When he gets home, he puts another cup of coffee in the microwave for 60 seconds on medium, waits for the ping, retrieves the cup, goes to his room, and settles down to write, he tells his friend.
“If that’s not a ritual, then what is?” he asks.
“I would call that a routine,” his friend says. “I think, personally, that a ritual should have an element of religion or spirituality. It should relate in some way to the task or ceremony you are about to perform. Am I right if I say you are looking for something that relates specifically to your writing and is not religious or spiritual?”
“Yes. Something that will clear my mind and help me focus on the writing in front of me. With a feeling of joy. Something I can say or do after I have completed my routine and before I sit down to write.”

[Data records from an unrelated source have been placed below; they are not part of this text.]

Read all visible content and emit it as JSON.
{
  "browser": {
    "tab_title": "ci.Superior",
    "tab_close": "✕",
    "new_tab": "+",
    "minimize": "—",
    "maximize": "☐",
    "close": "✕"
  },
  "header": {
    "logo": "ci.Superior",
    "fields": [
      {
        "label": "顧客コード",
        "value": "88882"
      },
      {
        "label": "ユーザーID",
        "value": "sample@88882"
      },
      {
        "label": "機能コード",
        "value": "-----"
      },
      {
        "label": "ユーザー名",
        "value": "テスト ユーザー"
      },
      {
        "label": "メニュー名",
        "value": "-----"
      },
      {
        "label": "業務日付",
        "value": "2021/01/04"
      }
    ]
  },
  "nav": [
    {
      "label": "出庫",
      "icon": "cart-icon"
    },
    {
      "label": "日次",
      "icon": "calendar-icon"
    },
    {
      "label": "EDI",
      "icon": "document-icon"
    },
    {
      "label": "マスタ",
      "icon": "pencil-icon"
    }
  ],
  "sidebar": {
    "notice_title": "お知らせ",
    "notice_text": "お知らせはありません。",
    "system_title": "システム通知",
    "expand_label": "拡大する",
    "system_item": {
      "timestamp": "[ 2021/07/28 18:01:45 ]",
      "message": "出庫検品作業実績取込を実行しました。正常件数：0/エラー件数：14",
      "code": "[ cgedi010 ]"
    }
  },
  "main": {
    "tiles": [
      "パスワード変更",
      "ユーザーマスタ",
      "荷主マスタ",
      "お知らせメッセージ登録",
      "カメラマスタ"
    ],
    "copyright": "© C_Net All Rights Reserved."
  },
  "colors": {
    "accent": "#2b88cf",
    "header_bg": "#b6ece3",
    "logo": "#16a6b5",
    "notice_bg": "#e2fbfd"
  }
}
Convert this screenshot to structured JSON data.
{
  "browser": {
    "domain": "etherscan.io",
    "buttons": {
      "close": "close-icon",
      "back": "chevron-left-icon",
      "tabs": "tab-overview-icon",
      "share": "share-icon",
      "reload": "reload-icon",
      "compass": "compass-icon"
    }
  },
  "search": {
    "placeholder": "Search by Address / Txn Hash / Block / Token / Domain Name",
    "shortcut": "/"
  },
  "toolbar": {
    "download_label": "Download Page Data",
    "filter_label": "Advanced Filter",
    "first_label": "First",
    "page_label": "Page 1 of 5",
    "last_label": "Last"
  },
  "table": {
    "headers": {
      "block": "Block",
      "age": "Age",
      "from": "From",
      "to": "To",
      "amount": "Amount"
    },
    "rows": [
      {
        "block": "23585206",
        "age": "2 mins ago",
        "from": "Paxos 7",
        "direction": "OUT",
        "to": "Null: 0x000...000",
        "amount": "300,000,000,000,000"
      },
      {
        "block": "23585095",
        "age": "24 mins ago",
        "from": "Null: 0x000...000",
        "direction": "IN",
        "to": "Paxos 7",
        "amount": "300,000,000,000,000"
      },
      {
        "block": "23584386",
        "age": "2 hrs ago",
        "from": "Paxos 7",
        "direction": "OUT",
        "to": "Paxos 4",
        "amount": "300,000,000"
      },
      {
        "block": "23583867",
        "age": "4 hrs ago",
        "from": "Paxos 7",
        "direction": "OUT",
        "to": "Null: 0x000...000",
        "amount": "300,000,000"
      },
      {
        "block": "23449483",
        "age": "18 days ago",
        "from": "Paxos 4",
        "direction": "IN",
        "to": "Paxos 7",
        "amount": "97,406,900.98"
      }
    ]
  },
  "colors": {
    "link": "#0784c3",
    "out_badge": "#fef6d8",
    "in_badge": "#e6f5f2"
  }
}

“You seem to drink a lot of coffee in the morning. Why don’t you simply give thanks to the Coffee God while you wait for your computer to start up?”
“The coffee god?”
“Yes. Well, he’s a Saint rather than a god. Saint Drogo of Sebourg. He’s actually the patron saint of coffee brewers, but that shouldn’t matter.”
“No, it won’t,” he says. “I think I can work with that.”
He thanks his friend for his patience and time.
“May Drogo be forever with us,” he says, as he leaves the house.